Глубокое впечатление осталось от того, что я узнал из книги «Дубровский» Пушкина. Жизнь в лесу, месть помещикам… Интересно! Я увлекся и решил набрать соучастников, чтобы мстить помещикам. Но только мой приятель Коля Мышкин присоединился ко мне. Пересказав ему содержание «Дубровского», я предложил: «Коля, давай спрячемся в ближайшем лесу около Златоуста и начнем грабить богатых». Коля согласился. Мы договорились, что запасемся сухарями и порохом. Охотничье ружье и кинжалы предполагалось взять у дяди Михаила Кузьмича. Порох охотничий мы беспрепятственно купили в лавке, продавец которой хорошо знал моего дядю. Сухари накопили. Я предупредил своего друга, что в следующий его приезд мы уйдем из дому и сделаемся «дубровскими». Все шло хорошо. Мечты заносили меня далеко. Через неделю Коля со своей матерью приехал к нам. Бабушка позвала меня в гостиную. Колина мать была в слезах. Оказывается, Коля не выдержал, рассказал своей матери о том «злодействе», на которое я его подбил. Конечно же, я получил хороший нагоняй и должен был честным словом подтвердить, что ни в какие авантюры не буду сманивать Колю, и сам в них не пущусь. Хорошо, что меня еще не лишили права пользоваться своей библиотекой.

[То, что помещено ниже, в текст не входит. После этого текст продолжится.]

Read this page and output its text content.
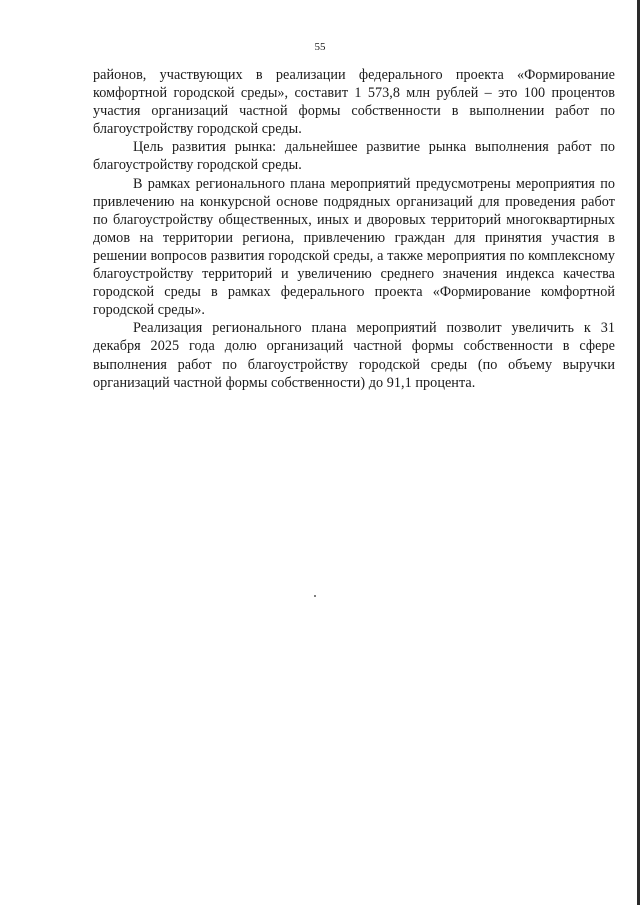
55

районов, участвующих в реализации федерального проекта «Формирование комфортной городской среды», составит 1 573,8 млн рублей – это 100 процентов участия организаций частной формы собственности в выполнении работ по благоустройству городской среды.

Цель развития рынка: дальнейшее развитие рынка выполнения работ по благоустройству городской среды.

В рамках регионального плана мероприятий предусмотрены мероприятия по привлечению на конкурсной основе подрядных организаций для проведения работ по благоустройству общественных, иных и дворовых территорий многоквартирных домов на территории региона, привлечению граждан для принятия участия в решении вопросов развития городской среды, а также мероприятия по комплексному благоустройству территорий и увеличению среднего значения индекса качества городской среды в рамках федерального проекта «Формирование комфортной городской среды».

Реализация регионального плана мероприятий позволит увеличить к 31 декабря 2025 года долю организаций частной формы собственности в сфере выполнения работ по благоустройству городской среды (по объему выручки организаций частной формы собственности) до 91,1 процента.
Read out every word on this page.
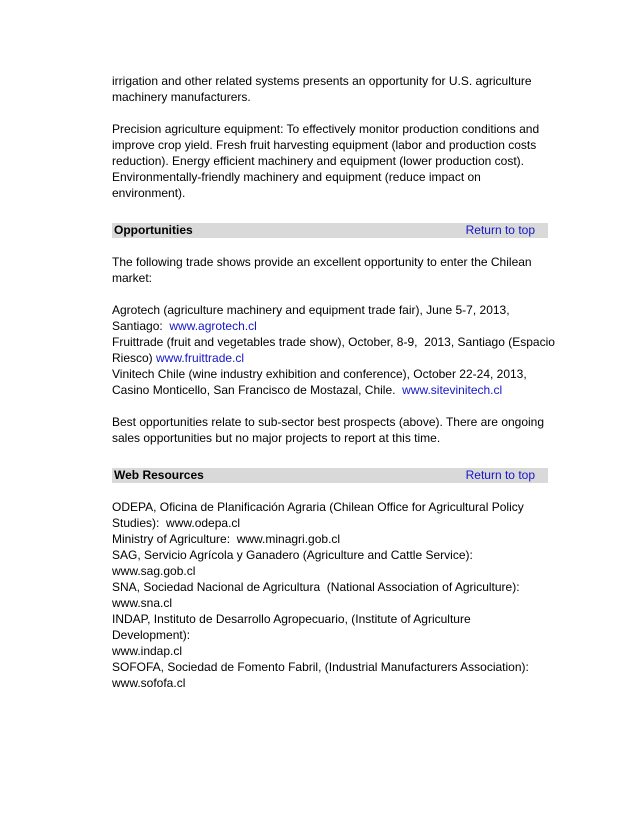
irrigation and other related systems presents an opportunity for U.S. agriculture

machinery manufacturers.

Precision agriculture equipment: To effectively monitor production conditions and

improve crop yield. Fresh fruit harvesting equipment (labor and production costs

reduction). Energy efficient machinery and equipment (lower production cost).

Environmentally-friendly machinery and equipment (reduce impact on environment).

Opportunities	Return to top

The following trade shows provide an excellent opportunity to enter the Chilean

market:

Agrotech (agriculture machinery and equipment trade fair), June 5-7, 2013,

Santiago:  www.agrotech.cl

Fruittrade (fruit and vegetables trade show), October, 8-9,  2013, Santiago (Espacio

Riesco) www.fruittrade.cl

Vinitech Chile (wine industry exhibition and conference), October 22-24, 2013,

Casino Monticello, San Francisco de Mostazal, Chile.  www.sitevinitech.cl

Best opportunities relate to sub-sector best prospects (above). There are ongoing

sales opportunities but no major projects to report at this time.

Web Resources	Return to top

ODEPA, Oficina de Planificación Agraria (Chilean Office for Agricultural Policy

Studies):  www.odepa.cl

Ministry of Agriculture:  www.minagri.gob.cl

SAG, Servicio Agrícola y Ganadero (Agriculture and Cattle Service):

www.sag.gob.cl

SNA, Sociedad Nacional de Agricultura  (National Association of Agriculture):

www.sna.cl

INDAP, Instituto de Desarrollo Agropecuario, (Institute of Agriculture Development):

www.indap.cl

SOFOFA, Sociedad de Fomento Fabril, (Industrial Manufacturers Association):

www.sofofa.cl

По-иному шла жизнь в доме моих родителей на Петропавловском винокуренном заводе. Он располагался в 40 километрах к западу от Златоуста, в предгорьях Главного Уральского хребта. Вокруг завода тянулись бедные башкирские деревни. Смешанный лес, всхолмленная местность, речки Ай и Арша украшали пейзаж и создавали в этом районе здоровый климат. Приезжая летом домой на каникулы, я со своим братом и сестрой проводил здесь в играх весь день на воздухе. Собиралось много детей, живших поблизости. В сопровождении старших мы ходили в лес за грибами, ягодами. Их в лесу было в изобилии. Нравилось нам кататься на лодках. Одним словом, хорошо проводили время, и оно летело быстро. Один из моих товарищей любил складывать маленькие печи, используя известняковые камни. Потом эти печки мы затапливали. Отец, боясь пожаров, строго запрещал эту игру, и мы украдкой уходили в лес, осторожно разжигали там запретные печи.
Когда наступали вечера, мы увлекались еще одним занятием — отводили лошадей в ночное. Нам удавалось проехаться верхом, а обратно 2–3 километра шли пешком.

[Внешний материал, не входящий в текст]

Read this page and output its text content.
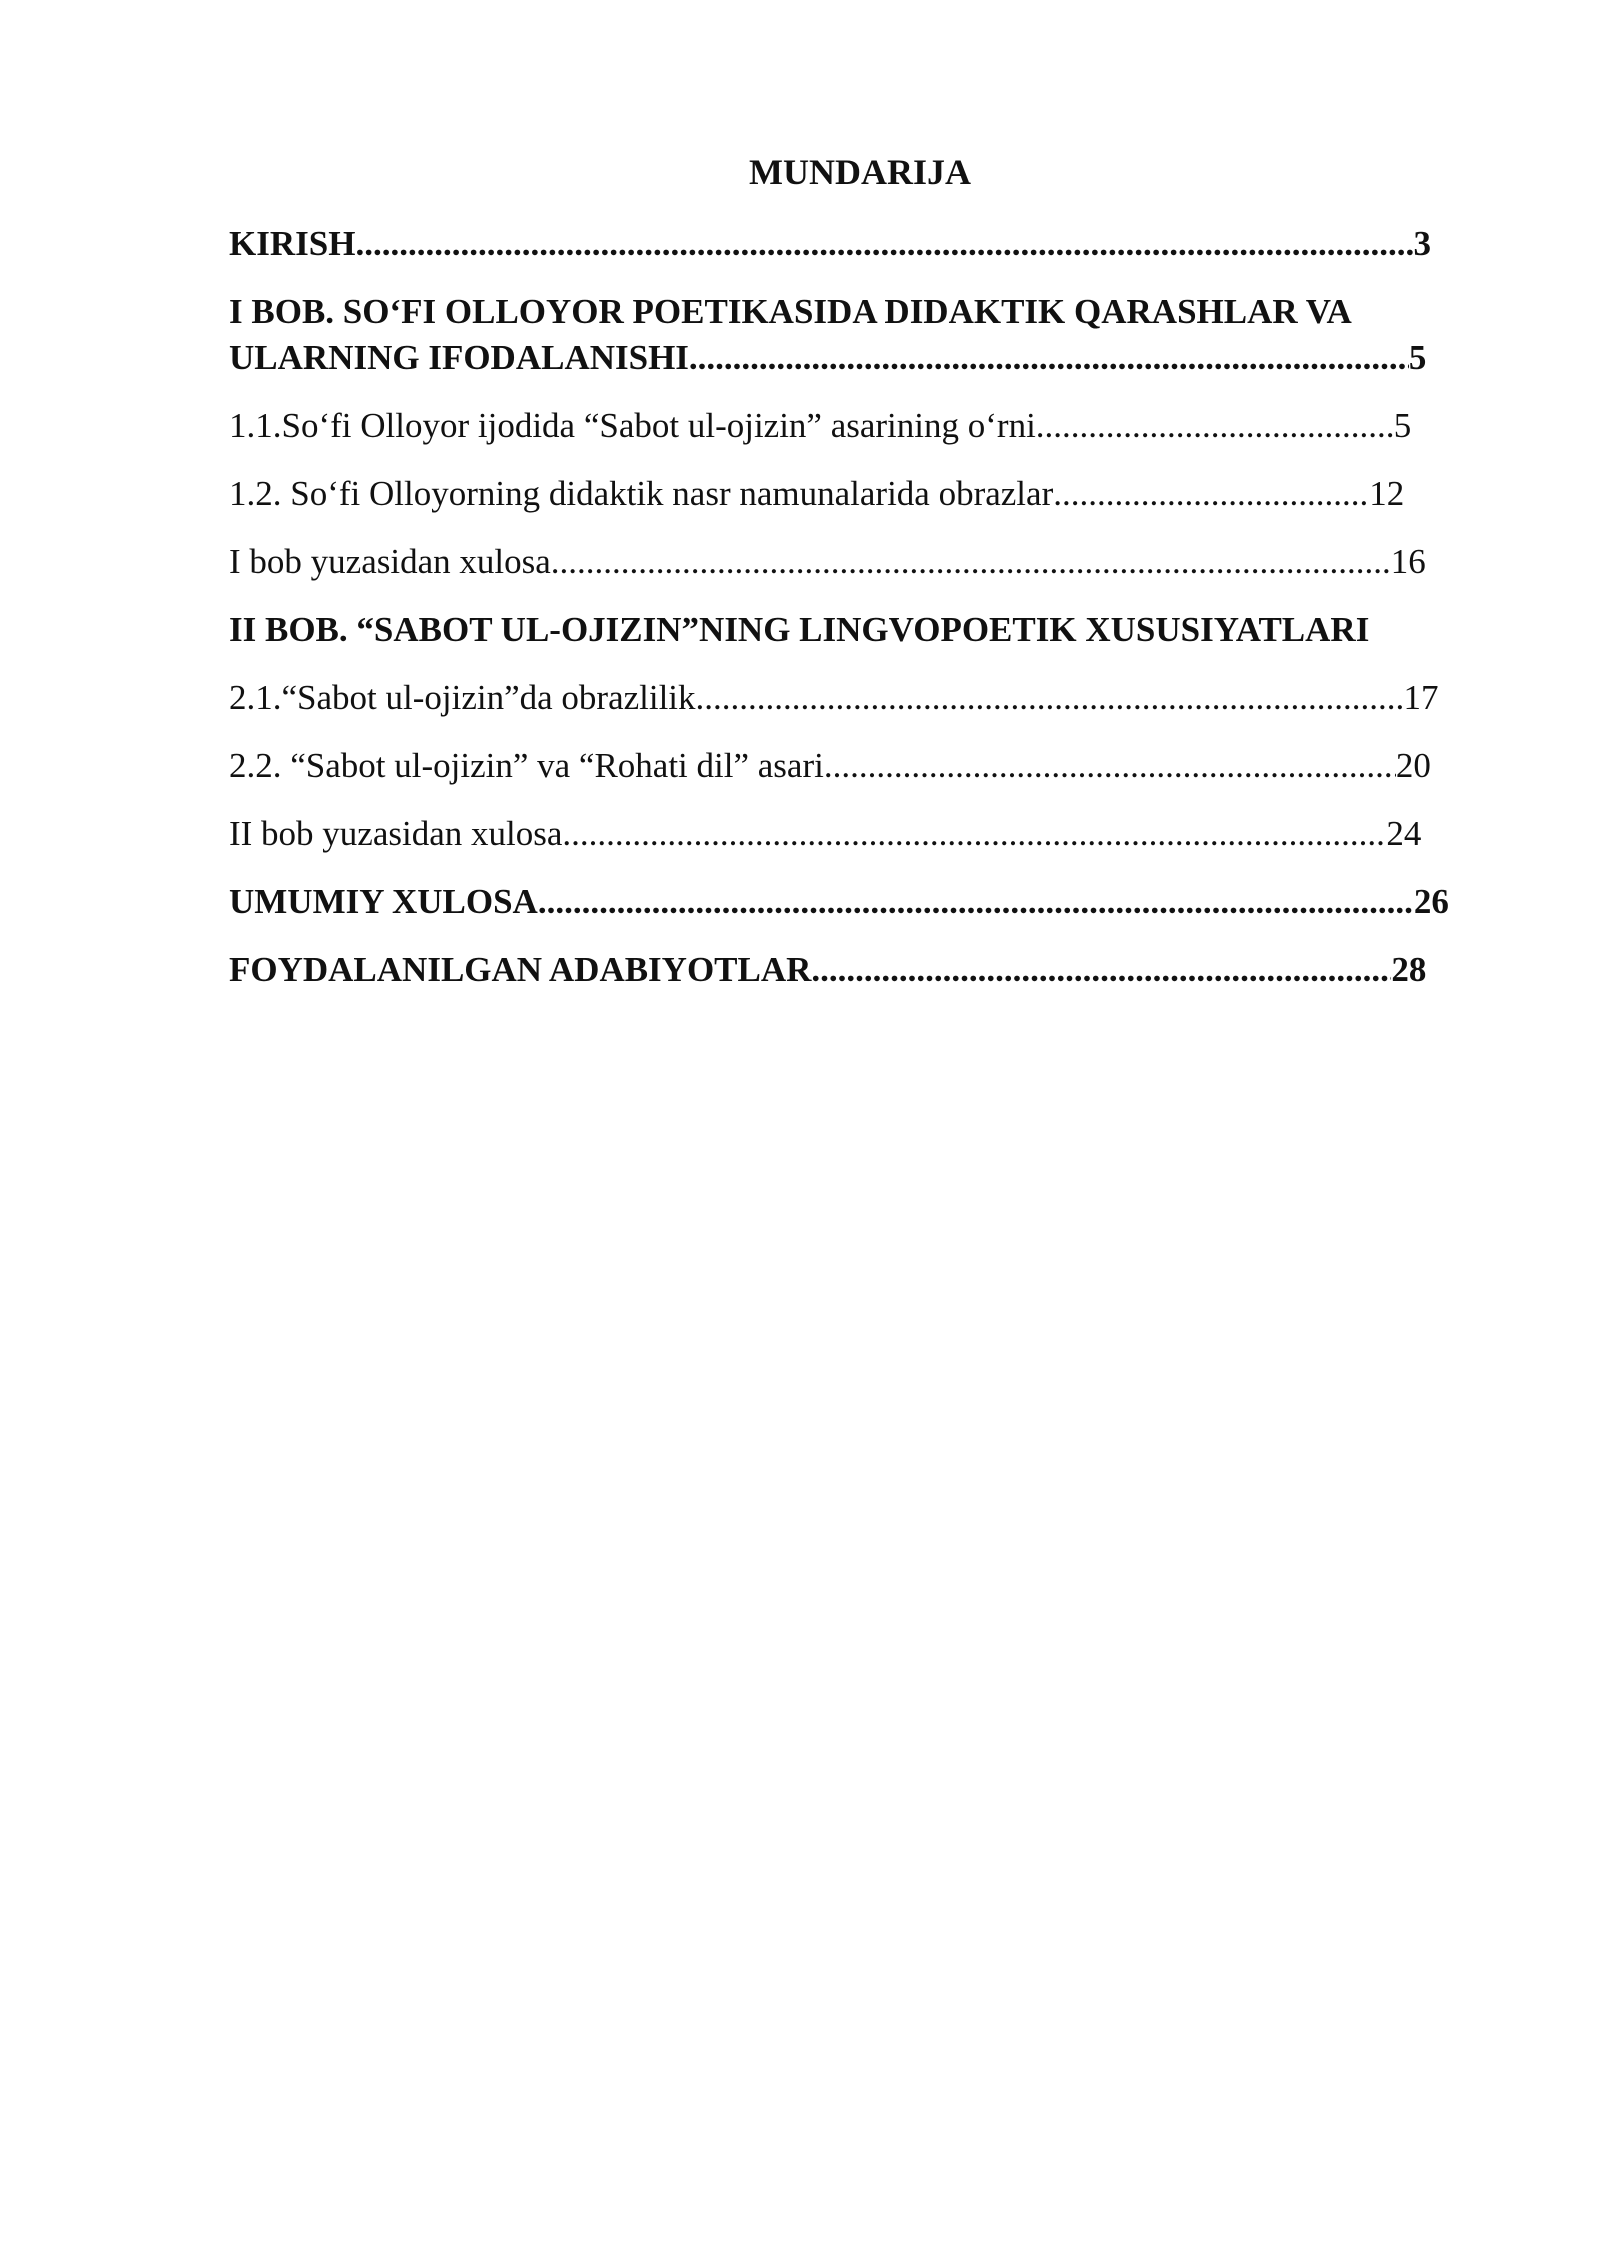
MUNDARIJA
KIRISH .....	3
I BOB. SO‘FI OLLOYOR POETIKASIDA DIDAKTIK QARASHLAR VA
ULARNING IFODALANISHI .....	5
1.1.So‘fi Olloyor ijodida “Sabot ul-ojizin” asarining o‘rni .....	5
1.2. So‘fi Olloyorning didaktik nasr namunalarida obrazlar .....	12
I bob yuzasidan xulosa .....	16
II BOB. “SABOT UL-OJIZIN”NING LINGVOPOETIK XUSUSIYATLARI
2.1.“Sabot ul-ojizin”da obrazlilik .....	17
2.2. “Sabot ul-ojizin” va “Rohati dil” asari .....	20
II bob yuzasidan xulosa .....	24
UMUMIY XULOSA .....	26
FOYDALANILGAN ADABIYOTLAR .....	28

С большим удовольствием мы сбивали сливочное масло и вообще помогали матери. Она не признавала консервов. Различные соления, копчения заготовляла всегда сама.
Иногда отец брал меня на башкирский праздник «сабантуй». Туда его приглашали крестьяне окрестных деревень. Меня восхищали борьба, скачки и танцы. Праздник завершался угощением башкирскими кушаньями. В блюдах преобладала конина. Иногда победителю в том или ином состязании в виде приза преподносили хороший мосол конины. Победитель тут же с аппетитом съедал его.

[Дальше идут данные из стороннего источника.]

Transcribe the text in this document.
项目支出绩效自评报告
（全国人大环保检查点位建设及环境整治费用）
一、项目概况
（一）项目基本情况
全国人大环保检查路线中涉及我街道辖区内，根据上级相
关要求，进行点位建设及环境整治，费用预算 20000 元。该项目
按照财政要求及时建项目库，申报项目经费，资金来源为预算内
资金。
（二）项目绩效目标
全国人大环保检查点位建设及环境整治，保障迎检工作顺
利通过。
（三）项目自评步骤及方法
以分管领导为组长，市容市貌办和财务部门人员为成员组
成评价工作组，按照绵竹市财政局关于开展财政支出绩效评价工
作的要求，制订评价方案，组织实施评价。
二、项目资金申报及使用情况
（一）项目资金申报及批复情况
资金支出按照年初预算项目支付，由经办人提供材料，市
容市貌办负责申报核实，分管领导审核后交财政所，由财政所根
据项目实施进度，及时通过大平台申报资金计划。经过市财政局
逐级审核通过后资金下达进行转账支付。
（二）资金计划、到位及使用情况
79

В скачках на дистанции 20–50 километров участвовали кони из различных деревень. Каждая деревня помогала состязавшимся: односельчане подскакивали, стараясь на ходу подтолкнуть уже уставшего коня, с гиком появлялись у финишного столба.
Жизнь среди башкир позволила мне немного усвоить их язык. Когда я вырос и нес воинскую службу в Туркестане, чувствовал, что знание башкирского языка приносило мне немалую пользу.
Годы шли. Я продолжал начальное образование в Златоусте. В 1890 году меня, восьмилетнего мальчика, воспитанного в некотором смысле в либеральном духе, поразил возникший в Златоусте бунт ссыльных. Дело в том, что в конце 1889 года в Златоуст прислали несколько сот рабочих, бастовавших на каком-то заводе в центре России. Для них отвели бараки. На питание ссыльному выдавалось 10 копеек в день. Прожить на эту сумму было трудно. На работу ссыльных не брали, воровать они не могли.